Lazio - Cagliari | Pedro segna, Provedel salva: vittoria e fischi all’Olimpico

02.12.2023 20:03 di Antoniomaria Pietoso Twitter:    vedi letture
Lazio - Cagliari | Pedro segna, Provedel salva: vittoria e fischi all’Olimpico

Contava vincere e la Lazio lo fa grazie alla prima rete in campionato di Pedro. Tre punti fondamentali per risalire la china in classifica, ma la squadra di Sarri esce tra i fischi dell’Olimpico. Una prestazione non esaltante quella delle aquile che, pur giocando per più di un’ora in superiorità numerica, non hanno chiuso la sfida rischiando addirittura la beffa nel recupero. Dopo il vantaggio firmato Pedrito e l’espulsione di Makoumbou ci si aspettava che le aquile potessero dilagare, ma invece Immobile e compagni hanno solo gestito il risultato non affondando mai colpo. Nemmeno i cambi aiutano la squadra che anzi nel finale rischia il pari ma Provedel fa il miracolo su Pavoletti, mentre Oristanio (lanciato da Lazzari) sbaglia il pallonetto del pareggio. Insomma buono il risultato e poco altro ma, visto quanto accaduto finora in campionato, meglio di niente.
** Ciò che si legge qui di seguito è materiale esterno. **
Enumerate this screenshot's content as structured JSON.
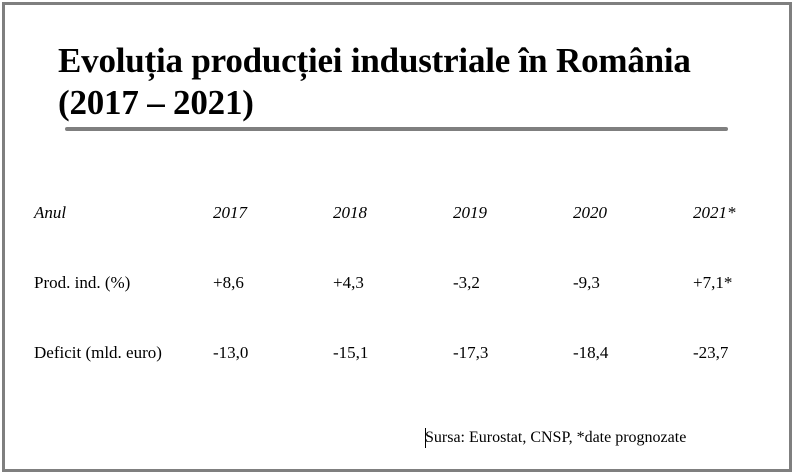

FORMAZIONI - Maurizio Sarri cambia ancora e stavolta a farne le spese è Felipe Anderson che parte dalla panchina. In attacco torna Immobile dal primo minuto con ai suoi lati Isaksen e Pedro. Difesa e centrocampo confermati con Patric e Gila dietro e la mediana con Rovella tra Guendouzi e Luis Alberto.

PRIMO TEMPO -  Lazio che parte subito concentrata con Isaksen ancora attivo sulla destra che mette in difficoltà la corsia mancina ospite. Al 7’ i biancocelesti passano complice l’ingenuità di Hatzidiakos che lascia il pallone a Lazzari, l’ex Spal crossa al centro per Pedro che insacca. Il greco sbaglia ancora poco dopo e regala una punizione dal limite su cui Luis Alberto impegna Scuffet dal limite. Il Cagliari incassa e prova a reagire, ma Lapadula al 19’ mette fuori di testa. Biancocelesti che quando ripartono sono quasi letali: splendida azione di Isaksen e Immobile che porta all tiro Pedro, Scuffet si salva e blocca in qualche modo. Al 26’ Makoumbou trattiene Guendouzi lanciato verso Scuffet: l’arbitro inizialmente estrae il giallo, ma richiamato dal Var cambia decisione ed espelle il calciatore ospite lasciando il Cagliari in 10.  Ranieri corre ai ripari e richiama Lapadula e Hatzidiakos per inserire Luvumbo e Sulemana. Lazio che gestisce il vantaggio senza affondare.

SECONDO TEMPO - La ripresa si apre con Cataldi al posto di Rovella. Lazio che gestisce il risultato, ma non affonda mai il capo del ko. Il Cagliari si sistema in maniera ordinata e l’Olimpico si gela quando Luis Alberto chiede il cambio per un problema muscolare.Aquile che si rendono pericolose con un diagonale di Immobile che esce di poco. Per il resto girandola di cambi e Sarri che richiama proprio Ciro e Pedro per inserire Castellanos e Felipe Anderson. L’argentino ha due occasioni per finire sul tabellina dei marcatori, ma prima calcia debolmente e poi ritarda la conclusione permettendo il recupero di Sulemana. L’uomo in più non stimola i biancocelesti che badano al sodo. Applausi per Isaksen che lascia il posto a Vecino con Kamada avanzato nel tridente offensivo. La Lazio gioca troppo al gatto con il topo e al 91’ Provedel deve superarsi su Pavoletti che di testa indirizza a colpo scuro trovando Ivan in stato di grazia. Lazio che continua a complicarsi la vita da sola perché davanti Castellanos e compagni faticano e dietro la paura paralizza gambe e idee. Nell’ultimo dei quattro minuti di recupero Lazzari sbaglia il retropassaggio lanciando Oristanio davanti a Provedel, il pallonetto si perde fortunatamente sul fondo.  Finisce il match e la squadra di Sarri si prende i tre punti ma anche i fischi dell’Olimpico per una prestazione tutto ma non brillante.